The heart has been opened to display the left atrium, mitral valve and left ventricle. The chambers are dilated and the ventricular myocardium is hypertrophied. There is patchy mild thickening of the mitral valve cusps, and irregular friable vegetations are present on both cusps, associated with focal destruction of the underlying valve tissue. The endocardium lining the posterior wall of the left atrium is wrinkled and thickened, the changes extending to the mitral valve ring. Ante-mortem thrombus is adherent to this area, which is known as MacCallum's patch. Some of the cordae tendinae of the mitral valve are shortened and thickened. This is a case of subacute bacterial endocarditis.

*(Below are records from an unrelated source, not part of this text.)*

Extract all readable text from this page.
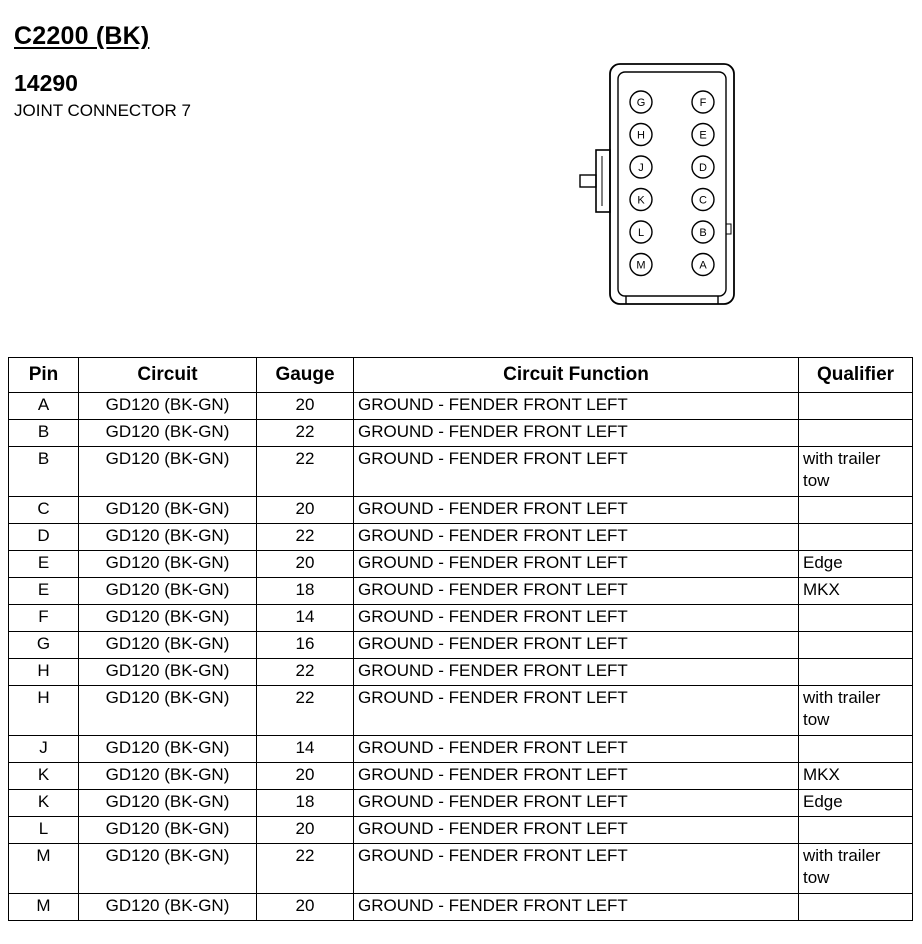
C2200 (BK)
14290
JOINT CONNECTOR 7	G
H
J
K
L
M
F
E
D
C
B
A
Pin	Circuit	Gauge	Circuit Function	Qualifier
A	GD120 (BK-GN)	20	GROUND - FENDER FRONT LEFT	
B	GD120 (BK-GN)	22	GROUND - FENDER FRONT LEFT	
B	GD120 (BK-GN)	22	GROUND - FENDER FRONT LEFT	with trailer tow
C	GD120 (BK-GN)	20	GROUND - FENDER FRONT LEFT	
D	GD120 (BK-GN)	22	GROUND - FENDER FRONT LEFT	
E	GD120 (BK-GN)	20	GROUND - FENDER FRONT LEFT	Edge
E	GD120 (BK-GN)	18	GROUND - FENDER FRONT LEFT	MKX
F	GD120 (BK-GN)	14	GROUND - FENDER FRONT LEFT	
G	GD120 (BK-GN)	16	GROUND - FENDER FRONT LEFT	
H	GD120 (BK-GN)	22	GROUND - FENDER FRONT LEFT	
H	GD120 (BK-GN)	22	GROUND - FENDER FRONT LEFT	with trailer tow
J	GD120 (BK-GN)	14	GROUND - FENDER FRONT LEFT	
K	GD120 (BK-GN)	20	GROUND - FENDER FRONT LEFT	MKX
K	GD120 (BK-GN)	18	GROUND - FENDER FRONT LEFT	Edge
L	GD120 (BK-GN)	20	GROUND - FENDER FRONT LEFT	
M	GD120 (BK-GN)	22	GROUND - FENDER FRONT LEFT	with trailer tow
M	GD120 (BK-GN)	20	GROUND - FENDER FRONT LEFT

MacCallum's patch is an irregular area of thickening in the posterior wall of the left atrium, usually due to previous severe acute rheumatic endocarditis involving the sub-endocardial connective tissue at this site. The factors which predispose to infective endocarditis are:(1) Conditions which result in bacteraemia or septicaemia. (2) Previous damage to the endocardial surface of the heart, particularly the valves. The most common cause of this is rheumatic heart disease.(3) Immune deficiency. In this case, there is evidence of previous acute rheumatic carditis (the changes seen in the mit mitral valve, cordae tendinae and endocardium of the left atrium.)